External Benchmarking

Methodology and operating rules for serious external benchmark comparisons.

ferrocat-bench exposes a manual, reproducible comparison suite for external baselines.

The internal microbenchmarks remain the fast day-to-day performance loop. The external comparison suite is for serious cross-runtime checkpoints on a documented reference host, especially when comparing Ferrocat against GNU gettext, Node, and Python ecosystem tools.

Choosing Comparison Targets

Comparison targets are kept to libraries that are both widely used and actively maintained -- the tools real projects actually depend on. Niche or single-author experiments are deliberately left out: a fast number against an unmaintained parser is not a meaningful baseline.

Because Ferrocat ships into JS/TS frontends through Palamedes, the most relevant ICU MessageFormat baselines are the established JavaScript parsers (@formatjs/icu-messageformat-parser, @messageformat/parser), not Rust-native ICU crates. The Rust ecosystem has no widely adopted MessageFormat-1 parser, and ICU4X targets MessageFormat 2.0 only, so there is no fair same-language ICU peer.
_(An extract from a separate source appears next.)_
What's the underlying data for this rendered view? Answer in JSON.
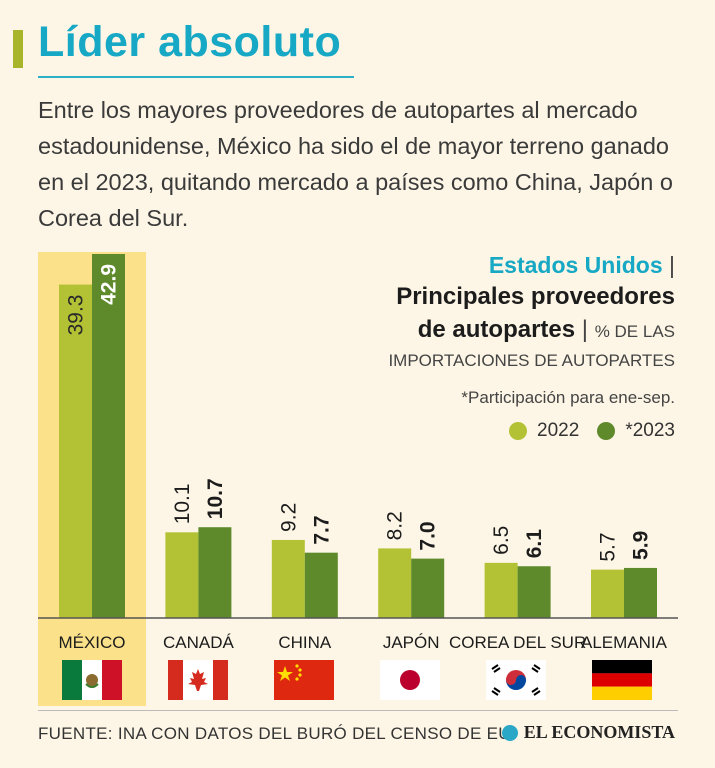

The same holds for PO itself: there is no widely adopted Rust PO library to compare against. The one Rust PO crate (polib) has effectively no ecosystem adoption (single author, ~14 stars, no reverse dependencies on crates.io), so it is left out for the same reason as niche ICU parsers. PO comparisons therefore run against the established JS, Python, and PHP tools (pofile, gettext-parser, Python polib, and PHP gettext/gettext). For catalog updates, gettext/gettext's mergeWith, babel's Catalog.update, and GNU msgmerge are the maintained tools with real merge semantics.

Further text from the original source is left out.